DCSIMG

Low stocks give mild encouragement to Cheddar prices

editorial image

editorial image

MILD Cheddar prices on UK wholesale markets rose to £2,975/tonne in January, an increase of £50/tonne (1.7%) from December prices.

This was in response to pressure arising from the tight supply situation in the UK market. It will also have been affected by the weakening of Sterling against the Euro, which will have increased the UK value of Euro-denominated sales and the price of imported Cheddar.

Cheddar production is normally low through the autumn when milk production is in the trough. However high spot milk prices, resulting from below average milk production, diverted even more milk away from use for manufacturing than normal.

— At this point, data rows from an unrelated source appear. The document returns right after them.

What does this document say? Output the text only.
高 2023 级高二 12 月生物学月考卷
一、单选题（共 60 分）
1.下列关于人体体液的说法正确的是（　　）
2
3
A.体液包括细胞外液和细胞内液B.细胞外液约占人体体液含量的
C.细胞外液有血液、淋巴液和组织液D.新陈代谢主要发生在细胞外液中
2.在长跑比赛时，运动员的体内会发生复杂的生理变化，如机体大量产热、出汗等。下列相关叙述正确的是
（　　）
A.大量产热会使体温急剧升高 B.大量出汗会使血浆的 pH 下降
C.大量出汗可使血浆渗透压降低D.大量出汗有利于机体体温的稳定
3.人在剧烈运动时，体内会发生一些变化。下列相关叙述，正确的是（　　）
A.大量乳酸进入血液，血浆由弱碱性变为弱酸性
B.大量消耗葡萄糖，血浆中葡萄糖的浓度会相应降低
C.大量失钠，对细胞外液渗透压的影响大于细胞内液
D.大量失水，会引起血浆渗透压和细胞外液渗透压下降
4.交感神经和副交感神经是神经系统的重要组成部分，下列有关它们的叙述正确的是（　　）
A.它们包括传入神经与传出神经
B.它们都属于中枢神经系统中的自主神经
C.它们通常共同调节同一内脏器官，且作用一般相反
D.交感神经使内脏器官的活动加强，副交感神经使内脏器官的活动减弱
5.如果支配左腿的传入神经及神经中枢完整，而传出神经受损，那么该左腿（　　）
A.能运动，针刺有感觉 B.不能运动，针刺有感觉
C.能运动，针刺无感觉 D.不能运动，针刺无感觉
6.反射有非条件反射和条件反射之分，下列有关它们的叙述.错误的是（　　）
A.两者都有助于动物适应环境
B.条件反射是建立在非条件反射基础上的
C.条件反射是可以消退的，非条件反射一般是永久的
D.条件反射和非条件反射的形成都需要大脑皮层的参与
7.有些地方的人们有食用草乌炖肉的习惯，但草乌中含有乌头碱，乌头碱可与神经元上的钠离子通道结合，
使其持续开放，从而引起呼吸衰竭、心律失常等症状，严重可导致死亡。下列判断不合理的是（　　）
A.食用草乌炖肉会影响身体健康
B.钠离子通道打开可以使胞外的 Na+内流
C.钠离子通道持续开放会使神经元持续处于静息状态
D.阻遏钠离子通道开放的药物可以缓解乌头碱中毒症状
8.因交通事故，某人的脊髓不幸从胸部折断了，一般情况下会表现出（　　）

With Cheddar manufacturers not making cheese with their surplus milk, any non-contract sales will have been satisfied from existing stocks. The pre-Christmas product recall of mild Cheddar from three major retail supermarkets will have further reduced stock levels.

Commenting on these matters a DairyCo representative said: “With farmgate prices increasing from October through December, cheese manufacturers would have faced increasing costs when rebuilding diminished stocks. If mild Cheddar prices continue to move up, as manufacturers attempt to recoup the higher cost of production, this could put upward pressure on mature Cheddar prices as well, which have not changed for over 18 months.”

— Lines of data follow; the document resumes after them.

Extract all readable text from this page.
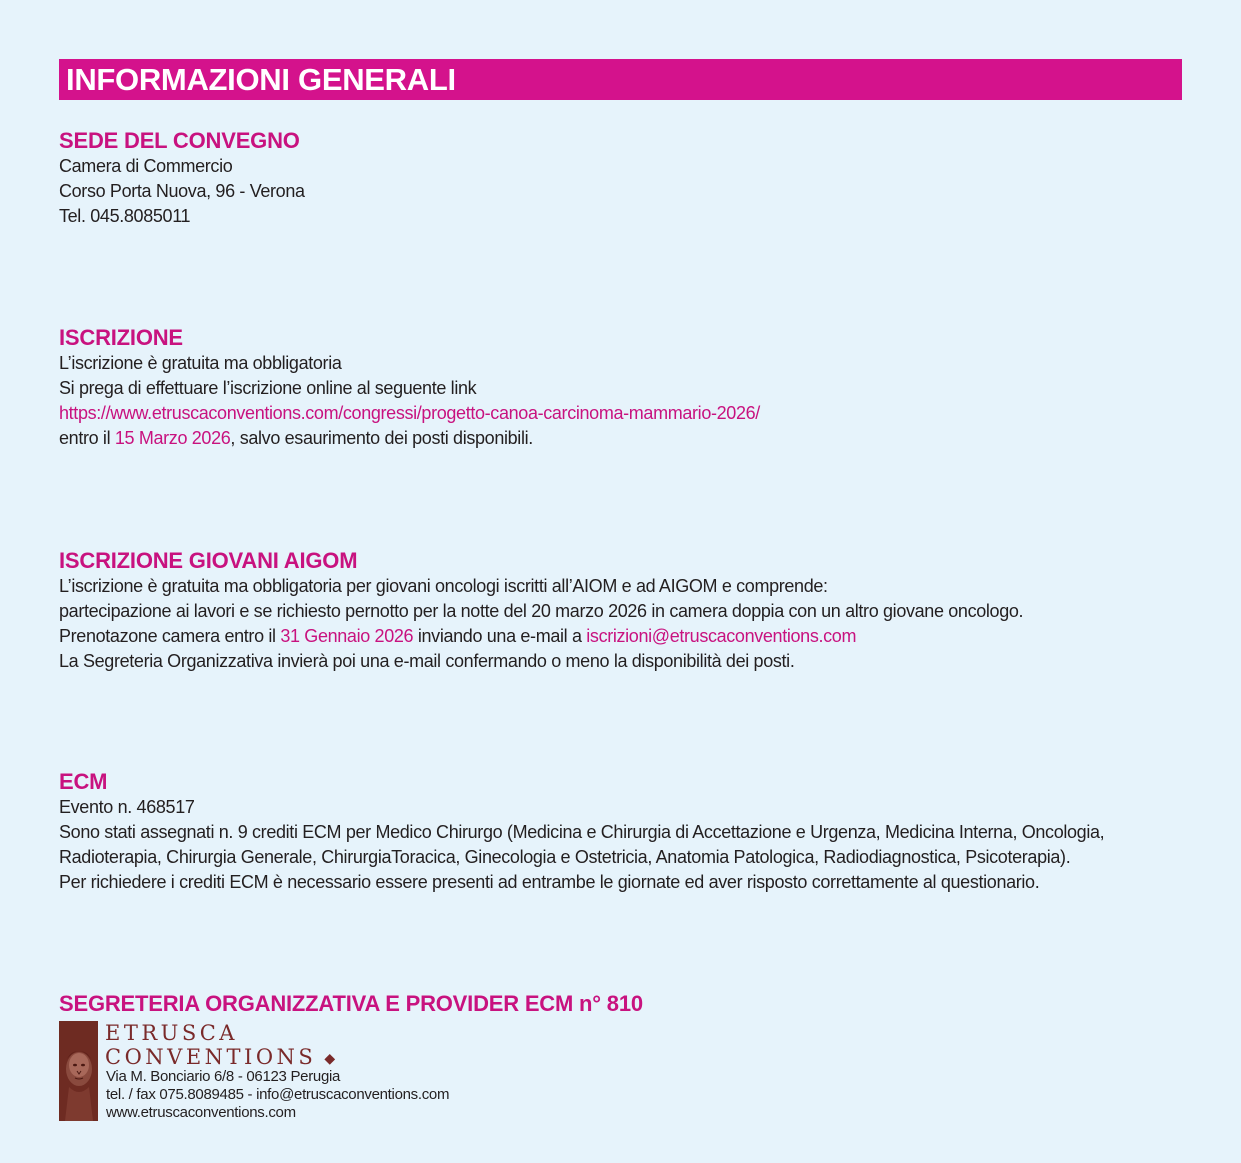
INFORMAZIONI GENERALI
SEDE DEL CONVEGNO
Camera di Commercio
Corso Porta Nuova, 96 - Verona
Tel. 045.8085011
ISCRIZIONE
L’iscrizione è gratuita ma obbligatoria
Si prega di effettuare l’iscrizione online al seguente link
https://www.etruscaconventions.com/congressi/progetto-canoa-carcinoma-mammario-2026/
entro il 15 Marzo 2026, salvo esaurimento dei posti disponibili.
ISCRIZIONE GIOVANI AIGOM
L’iscrizione è gratuita ma obbligatoria per giovani oncologi iscritti all’AIOM e ad AIGOM e comprende:
partecipazione ai lavori e se richiesto pernotto per la notte del 20 marzo 2026 in camera doppia con un altro giovane oncologo.
Prenotazone camera entro il 31 Gennaio 2026 inviando una e-mail a iscrizioni@etruscaconventions.com
La Segreteria Organizzativa invierà poi una e-mail confermando o meno la disponibilità dei posti.
ECM
Evento n. 468517
Sono stati assegnati n. 9 crediti ECM per Medico Chirurgo (Medicina e Chirurgia di Accettazione e Urgenza, Medicina Interna, Oncologia,
Radioterapia, Chirurgia Generale, ChirurgiaToracica, Ginecologia e Ostetricia, Anatomia Patologica, Radiodiagnostica, Psicoterapia).
Per richiedere i crediti ECM è necessario essere presenti ad entrambe le giornate ed aver risposto correttamente al questionario.
SEGRETERIA ORGANIZZATIVA E PROVIDER ECM n° 810
ETRUSCA
CONVENTIONS ◆
Via M. Bonciario 6/8 - 06123 Perugia
tel. / fax 075.8089485 - info@etruscaconventions.com
www.etruscaconventions.com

Meanwhile, as the UK milk industry gears up for the much discussed voluntary codes of practise - to be introduced post the ending of milk quotas in 2015 - greater scrutiny over future milk pricing is already the order of the day.

In the first instance, it appears that there is much confusion over how the term ‘standard litre’ is used. Significantly, DairyCo believes this stems from the different uses of the term in the industry.

Most people would assume that a measure with the word ‘standard’ in its name would be the measure utilised by the whole industry i.e. an industry standard. However, when it comes to defining a standard litre across the dairy industry, there is no standardised composition.

To give an indication of the price paid for milk, milk buying companies publish a price based on a set of criteria – often referred to as a standard litre.

However, the criteria set out by each company are different as each milk buyer has a different combination of uses for the milk, requiring different properties from the milk they buy and thus valuing those properties differently. For example, the protein levels required by a cheese producer would be greater than a company mainly selling liquid milk.

In short the ‘standard litre’ used by each company reflects its individual requirements and is standard for that company and that company alone. This makes comparisons between prices published by milk buyers difficult, if not impossible. Although two contracts may offer the same price on the surface, the price paid to the farmer will not be the same if they are based on a different set of criteria.

To be able to compare the milk price paid by different companies or different contracts, it is necessary to look at what would be paid for the same litre of milk. To do this, compilers of league tables base milk prices on a defined set of criteria for a litre of milk – i.e. a standardised litre of milk. This gives a common ground for comparison and highlights the range of prices on offer for the same litre of milk.